Velez lives in Lawrenceville and teaches writing at Pitt (which makes a cameo in the novel in the form of Monongahela University, a fictionalized version of the school the girls visit).
“Lulu and Milagro” was published Feb. 8, and Velez said she’s already gotten a strong response.
“It's been really it's really incredible,” she said. “I didn't let that many people read it before it came out. So to finally see my friends going through it and laughing has been really remarkable, but also just perfect strangers who I’ve never met before who are tagging me on Instagram or on Twitter and are saying, ‘This is this is something that I went through or this is what my family was like.’”
She said she is working on a second novel – another young-adult venture.
“I love, I love writing about teens,” she said. “I think there's something so powerful about....the first time you go through something, whether it's a first kiss, whether it's the first heartbreak, or for those authors that are writing dystopian novels, like the first time you take down a totalitarian government! … And I think when you are 15, when you're 16, is the first time you're really seeing and feeling a crisis of faith, and a realization that the institutions around you, the government, your parents, the church, school, might not be serving you and might not always know what's best for you. And whether you choose to make your own path, that choice is fascinating, and it's so raw and angsty, and I just I like to linger in that.”

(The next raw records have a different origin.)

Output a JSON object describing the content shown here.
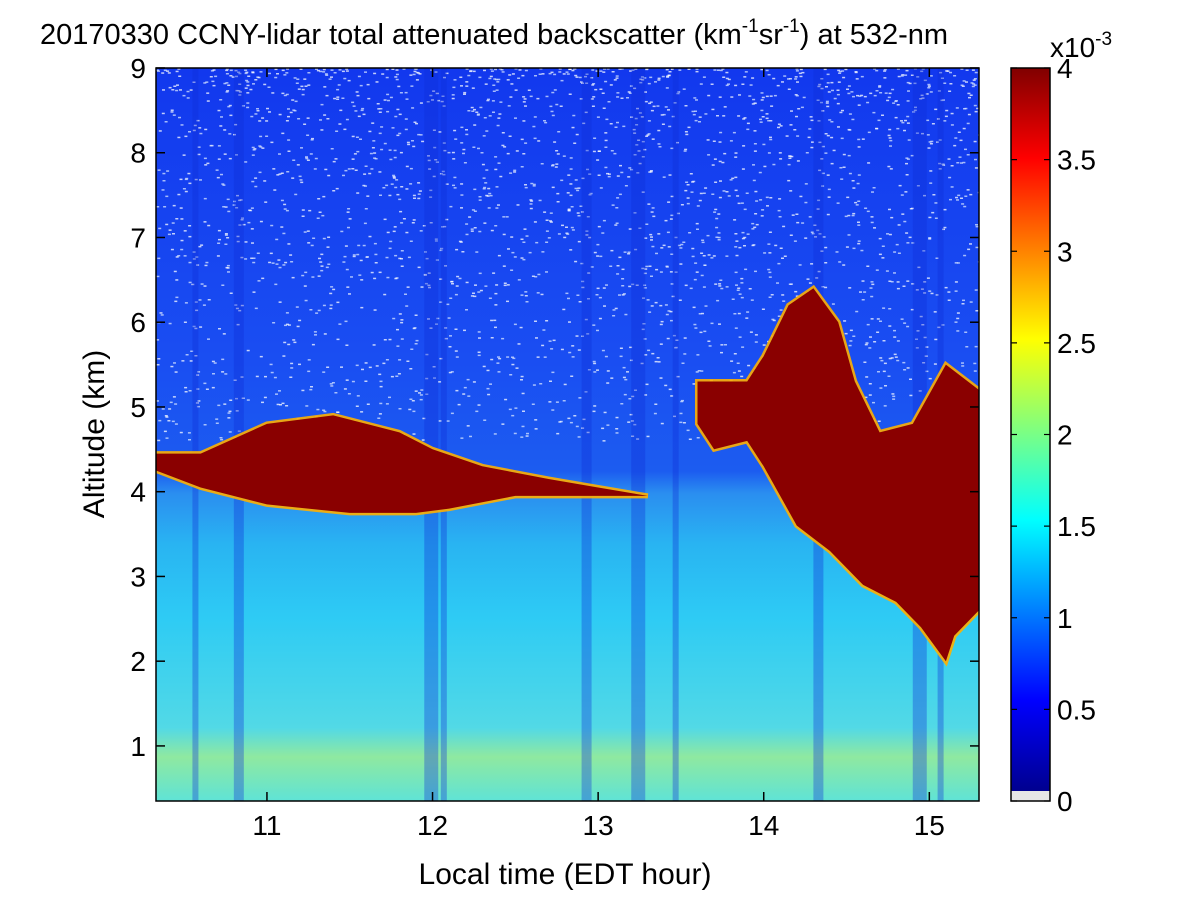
{
  "chart_data": {
    "type": "heatmap",
    "title": {
      "date": "20170330",
      "text_before_unit": "CCNY-lidar total attenuated backscatter (km",
      "unit_exp1": "-1",
      "unit_mid": "sr",
      "unit_exp2": "-1",
      "text_after_unit": ") at 532-nm"
    },
    "xlabel": "Local time (EDT hour)",
    "ylabel": "Altitude (km)",
    "xlim": [
      10.33,
      15.3
    ],
    "ylim": [
      0.35,
      9
    ],
    "xticks": [
      "11",
      "12",
      "13",
      "14",
      "15"
    ],
    "xtick_values": [
      11,
      12,
      13,
      14,
      15
    ],
    "yticks": [
      "1",
      "2",
      "3",
      "4",
      "5",
      "6",
      "7",
      "8",
      "9"
    ],
    "ytick_values": [
      1,
      2,
      3,
      4,
      5,
      6,
      7,
      8,
      9
    ],
    "colorbar": {
      "colormap": "jet",
      "clim": [
        0,
        0.004
      ],
      "ticks": [
        "0",
        "0.5",
        "1",
        "1.5",
        "2",
        "2.5",
        "3",
        "3.5",
        "4"
      ],
      "tick_values": [
        0,
        0.5,
        1,
        1.5,
        2,
        2.5,
        3,
        3.5,
        4
      ],
      "scale_base": "x10",
      "scale_exp": "-3",
      "nodata_color": "#e6e6e6"
    },
    "features": {
      "cloud_layer_low": {
        "x": [
          10.33,
          13.3
        ],
        "altitude_km": [
          3.7,
          4.9
        ]
      },
      "cloud_layer_late": {
        "x": [
          13.6,
          15.3
        ],
        "altitude_km": [
          2.0,
          6.4
        ]
      },
      "boundary_layer_top_km": 4.0,
      "aerosol_peak_altitude_km": [
        0.4,
        1.0
      ]
    }
  }
}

She is particularly excited to be making strides as a Peruvian-American young adult author.
"I've gotten a lot of tags from Latinx readers, but I also so many Peruvian teens who have said, ‘I don't see that many Peruvian authors out there,’” Velez said. “Right now. It's me and Natalia Sylvester, whose writing is incredible.”
“I have this dream that there will be more of us, as I think when you can see yourself in a story, you know that it's possible to write your own story, and you know your story has value and worth, and it shouldn't take seeing it in print for you to feel that. But sometimes that's what it needs,” she said. “And so this idea that I could possibly inspire a Latin teen, a Peruvian-American teen to start telling their story, is like the things dreams are made of.”